Şu halde, böylece Allah ve üstün illiyetleri anlayamayacağını anlayan akıl, dış aleme yönelerek, sebep-sonuç ilişkileri içinde, tabiat kanunlarına göre oluşan olayları araştırmak genellemeler yapmak, yasalar halinde ifade etmek borcundadır. İşte bu alanda laboratuar tecrübeleri yapılacak, gözlem yapılacak ve akıl son sınırına kadar gerilecek, kullanılacaktır. Demek ki bütün incelik aklı kullanacağımız alan ile, aklın yetki alanına girmeyen sınırları tam bir hassasiyetle çözebilmekte. İşte bu akıl: Batı'nın bugüne kadar kendi aklını kullanarak maddeyi kendi emelleri uğruna kullanmak için geliştirdiği teknolojiyi, kendi asli ruh vahidine ekleme savaşına girişecektir.
Doğunun asli ve ruh vahidinden de kastedilen yine Üstad'ın kendi ifadesi ile "tam pazarlıksız ve muvazaasız İslam." Demek ki insanoğlu her ne kadar öteleri fethetmek, Mavera alemine ait sırları keşfetmek için yaratılmış ise de; insanın önce bu dünyayı, dış alemi fethetmesi veya diğer dünya fatihi milletlerin esiri olmaması için kendi elinde tutması gerekir ki; buna da ancak müspet bilgiler yoluyla ulaşılabilir.
Not: Avrupalı otomobili icat etti diye sen İslamlıktan tiksindin. 27 Ağustos ya da Aralık l947, l00l Çerçeve, Yıl, 2, C. 4, Sayı: 73)
TEKNİK- KÜLTÜR
Kısacası İslam’dan zerre feda etmeksizin Batı'nın bütün teknik başarılarını ve onun insanlığa faydalı yanlarını devşirme davası... Yalnız kanaatimizce burada teknik-kültür ilişkisinin üzerinde durulması gerekir. Çünkü egemen teknoloji, kültürü ile birlikte geliyor. Nitekim biz Japonya örneğinin yanlış değerlendirildiği kanaatindeyiz. Amerikanizm ne Japon geleneği, ne de Japon kültürü bırakmıştır. Ama eğer gelenek görenek kültür dediğimiz kılıç-kalkan ekibiyle turist karşılamaksa o bizde de yapılıyor.

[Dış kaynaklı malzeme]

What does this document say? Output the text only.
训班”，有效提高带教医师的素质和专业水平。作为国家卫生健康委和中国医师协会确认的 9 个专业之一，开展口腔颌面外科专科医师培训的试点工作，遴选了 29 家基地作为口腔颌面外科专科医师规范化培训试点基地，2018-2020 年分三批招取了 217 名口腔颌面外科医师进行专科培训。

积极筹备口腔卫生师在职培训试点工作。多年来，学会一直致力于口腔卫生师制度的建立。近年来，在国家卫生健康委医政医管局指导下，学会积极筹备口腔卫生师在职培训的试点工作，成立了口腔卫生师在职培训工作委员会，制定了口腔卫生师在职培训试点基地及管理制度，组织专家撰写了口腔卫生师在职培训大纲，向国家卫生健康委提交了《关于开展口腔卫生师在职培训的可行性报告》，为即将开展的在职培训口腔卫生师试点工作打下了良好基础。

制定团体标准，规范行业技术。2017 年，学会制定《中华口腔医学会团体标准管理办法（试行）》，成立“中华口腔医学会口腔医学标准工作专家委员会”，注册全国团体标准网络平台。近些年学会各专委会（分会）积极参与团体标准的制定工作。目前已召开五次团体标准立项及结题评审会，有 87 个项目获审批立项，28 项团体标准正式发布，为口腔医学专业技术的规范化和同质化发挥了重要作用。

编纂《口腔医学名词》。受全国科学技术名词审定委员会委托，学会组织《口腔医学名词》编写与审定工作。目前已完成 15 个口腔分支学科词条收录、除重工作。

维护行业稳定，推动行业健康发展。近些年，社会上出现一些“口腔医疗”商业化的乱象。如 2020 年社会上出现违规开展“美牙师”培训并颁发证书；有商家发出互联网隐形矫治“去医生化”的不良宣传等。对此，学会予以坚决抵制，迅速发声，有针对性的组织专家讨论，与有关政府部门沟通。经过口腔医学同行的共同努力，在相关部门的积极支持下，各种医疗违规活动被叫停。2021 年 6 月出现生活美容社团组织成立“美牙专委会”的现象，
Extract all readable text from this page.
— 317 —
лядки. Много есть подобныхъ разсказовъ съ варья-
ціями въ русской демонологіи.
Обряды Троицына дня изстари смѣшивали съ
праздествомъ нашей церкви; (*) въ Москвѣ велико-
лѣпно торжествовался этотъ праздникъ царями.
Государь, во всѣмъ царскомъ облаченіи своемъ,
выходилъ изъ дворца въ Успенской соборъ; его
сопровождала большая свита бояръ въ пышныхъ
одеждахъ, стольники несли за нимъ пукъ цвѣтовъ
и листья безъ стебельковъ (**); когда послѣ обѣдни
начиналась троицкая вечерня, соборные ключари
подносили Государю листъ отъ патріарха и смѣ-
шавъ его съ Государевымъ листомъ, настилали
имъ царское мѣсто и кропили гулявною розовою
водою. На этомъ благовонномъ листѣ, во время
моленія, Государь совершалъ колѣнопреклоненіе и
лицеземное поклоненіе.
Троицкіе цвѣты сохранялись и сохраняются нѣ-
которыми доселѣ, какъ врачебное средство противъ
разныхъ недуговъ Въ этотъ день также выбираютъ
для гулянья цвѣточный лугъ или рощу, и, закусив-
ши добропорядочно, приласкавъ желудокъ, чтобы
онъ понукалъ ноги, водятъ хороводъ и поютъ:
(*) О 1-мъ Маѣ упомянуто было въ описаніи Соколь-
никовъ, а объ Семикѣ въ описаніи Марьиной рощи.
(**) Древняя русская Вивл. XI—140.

Bu konunun ciddiyetle tartışılması gereğine inanıyoruz. Nitekim Prof. Dr. Sadıklar l97l de yazdığı bir kitapta "Bugün Tokyo'yu ziyaret eden bir yabancı bu şehri diğer büyük Batı şehirlerinden zor ayırt edebilir. Büyük binaları, tesisleri ve caddelerindeki kalabalığın kıyafetleri ile Tokyo gittikçe bir Paris, Newyork manzarasını almaya başlamıştır. Yeni gençlik, sıkıntıları ve hippileriyle Batı gençliğinin bir kopyası olma yolundadır." demektedir. Nitekim Japonya hakkında bir kitap yazan Prof. Dr. Güvenç, "Kent merkezi Tokyo bir batı sahnesidir. Dekoru batılı oyuncusu doğulu garip bir sahne" dedikten sonra, Fransız ve ABD eğitim sistemlerinin alındığını, dolayısıyla eğitimin, ailenin, kıyafetin kısacası kültürün hızlı bir değişim içinde bulunduğunu ifade ediyor. Bu değişimin edebiyata yansımasını da şöyle ifade ediyor: NATSUME Saseki, "Kokora" adlı romanında geleneksel Japon ruhunun yittiğini ve toplumun geleceği hakkında karamsarlığı ifade ediyor. TANAZAKİ Çuniçiro "Moikoko Kardeşler" romanında soluğu kesilmiş bir toplumu anlatıyor. KAVAZAKİ (1976) maskesi düşürülmüş Japonya'yı yazıyor. MİŞİMA Yukio; (1975) o güzel Japon ruhunun yittiği gerekçesiyle intihar ediyor, FUZUKAVA Yukiçi bu değişimin gereğini savunuyor; "Fukuda"da.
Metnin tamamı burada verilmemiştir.